Imaginez ce qui se passe dans la tête d’un jeune coureur automobile qui découvre tout de la Formule 1 et qui se retrouve à rouler en tête alors qu’il ne dispute que son septième Grand Prix !
Ayant profité d’un départ parfait et d’une certaine témérité au premier virage, ce jeune pilote, qui est au volant de rien de moins qu’une prestigieuse Ferrari, prend la commande la course et domine ses rivaux avec une certaine facilité.
Il négocie les virages en légers dérapages, comme il le faisait avec sa petite monoplace de Formule Atlantique. Il adore les circuits urbains bordés de murets en béton et des rails en acier qui ne semblent qu’attendre la moindre erreur de pilotage de sa part.
Le fabuleux moteur V12 de sa monture est parfaitement adapté à ce circuit sinueux composé de plusieurs virages à angle droit, d’une brusque descente à Linden Avenue qui exige un contrebraquage rapide, de deux virages serrés en épingle et une longue ligne droite qui tourne un peu vers la droite et nommée Shoreline Drive.
On approche de la mi-course et deux concurrents commencent à se rapprocher de la Ferrari rouge qui arbore le numéro 12. Notre jeune recrue rattrape aussi un duo de retardataires qu’il voudrait bien vite doubler.
Et puis, bang ! C’est l’accrochage et la Ferrari échoue contre une pile de vieux pneus appuyés contre un muret. C’est fini. Notre jeune pilote ne remportera pas sa première victoire en F1.
Un trou béant s’ouvre devant lui
Cette course est celle qu’a disputée Gilles Villeneuve le 2 avril 1978 dans les rues de Long Beach en Californie. Le Québécois en était à sa première saison en F1 et avait tout à découvrir, et rapidement : sa voiture, les pneus Michelin, les circuits.
Villeneuve est rapide dès les premiers essais libres de ce Grand Prix des États-Unis Ouest. En qualification il donne du fil à retordre à son expérimenté coéquipier, Carlos Reutemann. Si Villeneuve échoue dans la course à la pole position ce n’est que par deux minuscules dixièmes de seconde !
Après le départ, quatre voitures - les deux Ferrari et les deux Brabham Alfa-Romeo de John Watson et de Niki Lauda - amorcent le freinage de la première épingle ensemble. Watson tente de passer à l’intérieur de Reutemann, mais il a freiné trop tard et pousse les voitures de Lauda et de Reutemann vers l’extérieur. Et qu’est-ce qui se passe ? Villeneuve profite de l’énorme trou qui s’ouvre devant lui et négocie le virage en tête !
Et voilà Villeneuve qui mène la course devant des ténors de la F1 incluant Lauda, Mario Andretti, James Hunt et Ronnie Peterson.
Peu avant la mi-course, Villeneuve est toujours premier, mais il constate qu’il est rattrapé par l’autre Ferrari pilotée par Reutemann et la Williams-Ford d’Alan Jones.
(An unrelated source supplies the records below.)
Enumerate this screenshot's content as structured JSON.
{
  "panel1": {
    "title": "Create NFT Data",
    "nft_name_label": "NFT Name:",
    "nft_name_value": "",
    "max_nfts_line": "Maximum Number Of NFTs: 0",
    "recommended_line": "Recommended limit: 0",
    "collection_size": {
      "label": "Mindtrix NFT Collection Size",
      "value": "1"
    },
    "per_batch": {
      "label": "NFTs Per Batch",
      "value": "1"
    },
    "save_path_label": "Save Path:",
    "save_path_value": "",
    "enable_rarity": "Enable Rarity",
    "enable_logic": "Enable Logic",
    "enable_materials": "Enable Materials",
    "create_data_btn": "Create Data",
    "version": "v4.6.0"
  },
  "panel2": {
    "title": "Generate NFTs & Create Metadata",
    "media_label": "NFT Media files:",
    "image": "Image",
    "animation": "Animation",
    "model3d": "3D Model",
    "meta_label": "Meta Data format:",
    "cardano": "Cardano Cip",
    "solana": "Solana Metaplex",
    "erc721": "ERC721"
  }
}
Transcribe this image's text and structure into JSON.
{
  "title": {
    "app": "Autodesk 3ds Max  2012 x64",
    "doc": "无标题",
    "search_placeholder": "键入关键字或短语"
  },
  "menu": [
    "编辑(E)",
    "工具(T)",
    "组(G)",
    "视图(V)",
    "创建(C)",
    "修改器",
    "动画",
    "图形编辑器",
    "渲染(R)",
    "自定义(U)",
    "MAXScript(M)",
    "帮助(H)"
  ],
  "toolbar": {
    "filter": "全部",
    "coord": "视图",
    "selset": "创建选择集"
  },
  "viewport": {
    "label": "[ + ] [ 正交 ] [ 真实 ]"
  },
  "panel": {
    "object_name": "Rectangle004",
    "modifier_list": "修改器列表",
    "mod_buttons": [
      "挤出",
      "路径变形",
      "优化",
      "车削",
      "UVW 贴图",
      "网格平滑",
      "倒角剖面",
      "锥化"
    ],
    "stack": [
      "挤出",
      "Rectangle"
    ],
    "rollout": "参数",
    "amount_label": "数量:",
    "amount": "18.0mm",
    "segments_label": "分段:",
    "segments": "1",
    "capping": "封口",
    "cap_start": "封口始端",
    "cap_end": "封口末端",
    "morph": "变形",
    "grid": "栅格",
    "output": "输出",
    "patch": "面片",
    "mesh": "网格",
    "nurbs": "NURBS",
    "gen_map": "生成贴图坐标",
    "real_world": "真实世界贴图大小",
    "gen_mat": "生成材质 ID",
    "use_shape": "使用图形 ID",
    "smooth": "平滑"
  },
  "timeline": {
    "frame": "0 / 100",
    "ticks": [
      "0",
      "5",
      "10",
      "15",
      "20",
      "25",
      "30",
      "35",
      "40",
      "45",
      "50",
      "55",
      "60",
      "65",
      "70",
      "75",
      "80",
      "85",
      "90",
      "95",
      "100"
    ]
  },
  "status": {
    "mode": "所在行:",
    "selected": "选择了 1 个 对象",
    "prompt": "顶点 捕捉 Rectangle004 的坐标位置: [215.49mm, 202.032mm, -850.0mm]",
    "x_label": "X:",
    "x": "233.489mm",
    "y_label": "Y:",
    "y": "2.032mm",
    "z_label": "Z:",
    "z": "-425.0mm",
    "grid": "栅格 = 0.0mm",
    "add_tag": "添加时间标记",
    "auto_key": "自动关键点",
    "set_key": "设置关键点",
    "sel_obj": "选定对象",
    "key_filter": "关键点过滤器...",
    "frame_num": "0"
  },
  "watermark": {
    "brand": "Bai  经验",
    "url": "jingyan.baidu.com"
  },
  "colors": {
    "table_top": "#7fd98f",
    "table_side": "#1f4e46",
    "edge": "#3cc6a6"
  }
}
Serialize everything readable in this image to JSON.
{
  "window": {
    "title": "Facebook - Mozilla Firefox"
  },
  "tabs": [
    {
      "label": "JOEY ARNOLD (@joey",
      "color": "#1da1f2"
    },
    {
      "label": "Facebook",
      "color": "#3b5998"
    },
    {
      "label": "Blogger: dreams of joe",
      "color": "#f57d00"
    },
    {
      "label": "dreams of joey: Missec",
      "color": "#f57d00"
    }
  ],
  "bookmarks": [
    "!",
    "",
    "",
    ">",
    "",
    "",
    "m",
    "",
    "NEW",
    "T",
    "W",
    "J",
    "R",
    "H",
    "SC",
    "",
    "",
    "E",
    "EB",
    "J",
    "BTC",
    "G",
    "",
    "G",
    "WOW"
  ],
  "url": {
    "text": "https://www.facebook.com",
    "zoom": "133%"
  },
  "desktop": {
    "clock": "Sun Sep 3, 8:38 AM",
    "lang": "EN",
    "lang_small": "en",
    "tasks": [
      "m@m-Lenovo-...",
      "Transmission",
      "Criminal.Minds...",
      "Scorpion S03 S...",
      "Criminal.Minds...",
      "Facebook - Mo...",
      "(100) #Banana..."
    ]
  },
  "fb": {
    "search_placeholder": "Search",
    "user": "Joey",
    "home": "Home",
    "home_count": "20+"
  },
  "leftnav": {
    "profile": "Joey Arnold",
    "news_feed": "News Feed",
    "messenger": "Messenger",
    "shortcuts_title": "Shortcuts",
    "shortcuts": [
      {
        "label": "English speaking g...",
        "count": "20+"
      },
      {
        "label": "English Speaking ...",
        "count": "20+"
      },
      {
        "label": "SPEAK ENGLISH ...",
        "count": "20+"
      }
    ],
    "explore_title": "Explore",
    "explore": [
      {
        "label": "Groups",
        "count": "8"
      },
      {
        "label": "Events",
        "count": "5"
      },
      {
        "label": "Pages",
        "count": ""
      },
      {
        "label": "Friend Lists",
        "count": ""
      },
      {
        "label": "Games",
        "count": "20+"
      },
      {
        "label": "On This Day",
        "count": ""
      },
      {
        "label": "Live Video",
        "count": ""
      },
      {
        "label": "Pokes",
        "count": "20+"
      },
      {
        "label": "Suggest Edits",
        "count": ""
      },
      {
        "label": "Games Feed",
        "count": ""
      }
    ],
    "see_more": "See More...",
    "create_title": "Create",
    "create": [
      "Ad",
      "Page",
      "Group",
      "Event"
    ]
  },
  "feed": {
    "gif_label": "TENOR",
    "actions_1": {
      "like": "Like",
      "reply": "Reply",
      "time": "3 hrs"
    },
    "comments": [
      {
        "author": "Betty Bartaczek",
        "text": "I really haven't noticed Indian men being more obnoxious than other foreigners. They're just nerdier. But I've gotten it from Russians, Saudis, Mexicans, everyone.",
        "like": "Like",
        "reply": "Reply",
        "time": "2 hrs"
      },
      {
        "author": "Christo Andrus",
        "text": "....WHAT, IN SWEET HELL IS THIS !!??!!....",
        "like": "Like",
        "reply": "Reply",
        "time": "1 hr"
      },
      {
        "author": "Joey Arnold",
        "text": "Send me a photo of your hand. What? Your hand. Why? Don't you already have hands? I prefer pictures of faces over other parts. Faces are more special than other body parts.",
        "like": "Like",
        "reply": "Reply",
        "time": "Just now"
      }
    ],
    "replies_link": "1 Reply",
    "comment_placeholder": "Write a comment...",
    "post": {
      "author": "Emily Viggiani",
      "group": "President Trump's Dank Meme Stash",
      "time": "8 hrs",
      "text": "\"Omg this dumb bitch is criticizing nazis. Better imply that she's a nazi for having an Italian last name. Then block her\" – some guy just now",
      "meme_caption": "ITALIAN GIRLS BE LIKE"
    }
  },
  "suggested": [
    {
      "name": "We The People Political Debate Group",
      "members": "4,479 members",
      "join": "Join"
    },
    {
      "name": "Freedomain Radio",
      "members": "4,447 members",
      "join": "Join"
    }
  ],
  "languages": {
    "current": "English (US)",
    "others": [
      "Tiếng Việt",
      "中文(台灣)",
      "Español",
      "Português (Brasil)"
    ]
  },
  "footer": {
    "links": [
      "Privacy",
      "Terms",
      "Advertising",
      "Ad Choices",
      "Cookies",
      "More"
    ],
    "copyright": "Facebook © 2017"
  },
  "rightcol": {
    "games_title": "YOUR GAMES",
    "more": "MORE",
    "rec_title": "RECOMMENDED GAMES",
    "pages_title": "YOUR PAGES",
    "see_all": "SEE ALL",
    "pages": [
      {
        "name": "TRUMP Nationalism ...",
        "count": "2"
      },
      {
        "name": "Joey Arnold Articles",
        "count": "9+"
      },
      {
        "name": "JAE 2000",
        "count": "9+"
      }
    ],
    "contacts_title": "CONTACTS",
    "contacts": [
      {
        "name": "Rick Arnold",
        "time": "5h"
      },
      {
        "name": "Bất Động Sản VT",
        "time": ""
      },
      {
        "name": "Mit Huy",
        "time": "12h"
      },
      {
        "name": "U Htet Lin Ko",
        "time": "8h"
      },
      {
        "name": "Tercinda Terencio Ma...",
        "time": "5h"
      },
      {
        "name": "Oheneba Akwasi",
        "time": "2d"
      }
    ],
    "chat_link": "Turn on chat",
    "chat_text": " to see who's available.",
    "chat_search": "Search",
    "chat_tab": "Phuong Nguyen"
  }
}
Devant lui roulent, avec un tour de retard, la Shadow-Ford de Clay Regazzoni et la Renault turbo de Jean-Pierre Jabouille. Villeneuve ne veut pas perdre de temps et décide de vite les doubler. Son inexpérience va lui jouer un très vilain tour…
Il roule derrière la Shadow de Regazzoni. Le Suisse a été évincé de la Scuderia Ferrari à la fin de la saison 1976 et il n’a certainement pas l’intention de se laisser facilement doubler par ce jeune blanc-bec qui lui a pris sa place.
Villeneuve tente de doubler la Shadow dans un virage à gauche à 90 degrés. Mais Regazzoni prend sa trajectoire normale. Villeneuve grimpe sur le trottoir entre la voiture de son rival et le muret de béton. Les pneus surchauffés se touchent et la Ferrari est soulevée dans les airs, effectue une pirouette et échoue lourdement contre le mur de pneus. Villeneuve dégrafe son harnais, s’éjecte du cockpit et traverse la piste pour se mettre en sécurité.
« J’étais dans les roues de la Shadow depuis un demi-tour et je me suis fait surprendre quand Clay a freiné plus tôt que je le croyais. Au lieu de le heurter, j’ai essayé de l’éviter en roulant sur le trottoir. Il n’y avait pas assez de place et ma voiture a atterri dans le mur » avait raconté Villeneuve après sa course dans les pages de l’annuel “Autocourse 1978-79”.
Gilles s’est toutefois magnifiquement bien repris sur l’Île Notre-Dame à la fin de la saison 1978 devant ses fans.